Picture of earlier patent from the USPTO

And there have been many others besides that one. The Smithsonian article also mentions one called a portable coaster back in 1947.

  • 1
    Tsk, tsk… the UD definition was posted in 2013 and has received an impressive 7 thumbs up since then.
    – Mari-Lou A
    Dec 14, 2017 at 9:35

It is called a "sleeve." Although the primary meaning refers to that part of clothing which covers the wearer's arms in part or in whole, by analogy it has come to mean a tightly fitting, tubular protective covering. See Merriam-Webster for a more detailed definition.

  • 9
    American here: I would call it a sleeve as well. I can't think of a more proper name at the moment. Dec 11, 2017 at 15:45
  • 14
    Tyler, they are called coffee cup sleeves. Not coffee sleeves.
    – Lambie
    Dec 11, 2017 at 16:13
  • 4
    Sleeve is usual in both UK and USA. See this Wikipedia article: en.wikipedia.org/wiki/Coffee_cup_sleeve. Apparently a "clutch" is an alternative term, but I've never heard that used.
    – djna
    Dec 11, 2017 at 16:20
  • 6
    Sleeve is also the term of choice in Canada.
    – Just Dave
    Dec 11, 2017 at 17:12
  • 3
    When I was in college, I worked during the summer in a parts warehouse for a manufacturer of heavy machinery. There were many types of devices that were protective in some way or other, bearings, shims, sleeves, etc. Sleeve" as a tubular protective envelope is not restricted to paper coffee cups. Dec 14, 2017 at 0:14

A historic term for a coffee cup sleeve would be zarf -- it traditionally refers to nondisposable Turkish metal sleeves but has also been used to refer to the disposable paper ones.

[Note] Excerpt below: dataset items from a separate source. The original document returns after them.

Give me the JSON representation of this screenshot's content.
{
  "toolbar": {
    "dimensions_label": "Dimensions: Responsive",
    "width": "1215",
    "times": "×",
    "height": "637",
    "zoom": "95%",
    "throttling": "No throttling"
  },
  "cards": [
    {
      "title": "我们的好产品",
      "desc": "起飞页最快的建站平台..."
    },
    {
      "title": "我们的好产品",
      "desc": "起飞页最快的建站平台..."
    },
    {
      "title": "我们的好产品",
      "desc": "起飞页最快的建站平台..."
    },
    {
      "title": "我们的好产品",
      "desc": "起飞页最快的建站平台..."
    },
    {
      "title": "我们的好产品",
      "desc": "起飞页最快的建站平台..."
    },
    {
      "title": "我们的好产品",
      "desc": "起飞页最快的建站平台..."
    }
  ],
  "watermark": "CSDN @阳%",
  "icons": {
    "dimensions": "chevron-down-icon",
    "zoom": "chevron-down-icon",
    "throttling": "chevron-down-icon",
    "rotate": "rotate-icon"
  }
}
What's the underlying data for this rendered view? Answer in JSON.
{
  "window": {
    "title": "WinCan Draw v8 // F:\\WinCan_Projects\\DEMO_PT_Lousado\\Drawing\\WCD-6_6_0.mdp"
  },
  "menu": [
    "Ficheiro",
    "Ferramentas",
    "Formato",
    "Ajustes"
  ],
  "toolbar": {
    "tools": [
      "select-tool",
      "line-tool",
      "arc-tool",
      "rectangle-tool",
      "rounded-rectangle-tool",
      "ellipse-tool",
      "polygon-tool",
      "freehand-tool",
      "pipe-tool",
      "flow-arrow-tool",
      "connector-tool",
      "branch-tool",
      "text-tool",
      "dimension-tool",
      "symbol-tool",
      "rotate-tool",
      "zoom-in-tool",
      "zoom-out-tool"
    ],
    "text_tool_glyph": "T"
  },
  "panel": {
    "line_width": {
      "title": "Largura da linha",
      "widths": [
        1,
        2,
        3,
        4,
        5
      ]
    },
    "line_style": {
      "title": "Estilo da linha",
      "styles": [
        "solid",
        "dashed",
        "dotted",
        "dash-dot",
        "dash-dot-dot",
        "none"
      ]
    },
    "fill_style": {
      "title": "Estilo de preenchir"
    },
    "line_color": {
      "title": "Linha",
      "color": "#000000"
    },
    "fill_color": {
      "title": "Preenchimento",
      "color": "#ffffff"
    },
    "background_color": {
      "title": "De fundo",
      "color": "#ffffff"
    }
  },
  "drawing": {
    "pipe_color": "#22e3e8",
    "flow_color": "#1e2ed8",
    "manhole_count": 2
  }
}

(Disclaimer: I've only once heard a sleeve actually being referred to as a zarf at a coffeeshop, and it was a "hey did you know" kind of thing from the barista)

  • 7
    So a zarf is a metal sleeve intended to protect your hand from the hot beverage inside the cup? ...wouldn't that sleeve also heat up with the cup?
    – BruceWayne
    Dec 11, 2017 at 18:20
  • 2
    "Zarf" is a new word for me - thanks for sharing! A search for "zarf coffee" images was very enlightening!
    – ColleenV
    Dec 11, 2017 at 18:43
  • 11
    While this is interesting as a novelty term, the coffee cup sleeve is not a paper version of a traditional zarf; it has an independent history.
    – choster
    Dec 11, 2017 at 18:51
  • 12
    @ColleenV I would say it's pretty uncommon, at least in the US, except among people who enjoy being too clever by half. The larger point is that if someone is a language learner, suggesting they use a word to which the average person will return only a blank stare will hardly result in a salutary experience for them. On EL&U I would have upvoted this answer.
    – choster
    Dec 11, 2017 at 20:54
  • 2
    @choster Well the answer does mention how uncommon it is, and I think it's better to know too many words for something than not enough ;) The more common answer of "sleeve" is obviously the community's choice, so I don't see much harm in offering an alternative.
    – ColleenV
    Dec 11, 2017 at 20:57

It is called "Coffee cup sleeve", and it is known also in the following names:

coffee sleeves

Grip cup sleeves

Coffee clutches

Coffee cozies (refers mainly to those that they're for multiple use)

Hot cup jackets

Paper zarfs

Coffee collars

Hot cup holders


Searching these names on internet stores prove that the most of them are in use in the market. By clicking on the links you will see the results in Google images, and there you will find a lot stores which use these names.

  • I've heard them called coffee collars before.
    – B.W.
    Dec 13, 2017 at 18:24

On the the more technically accurate side, the complete term would be coffee cup sleeve. It's surprising that no one here actually mentioned that it even has got its own Wikipedia page. Follow this link for the details.

  • Yes, the Wikipedia link was mentioned and posted two days ago in the comments below Jeff Morrow's answer.
    – Mari-Lou A
    Dec 13, 2017 at 23:25

A “warmth protector thingy” can also be called an insulator, but sleeve, coffee sleeve, or even cardboard sleeve are all acceptable. Coffee condom should be used very selectively.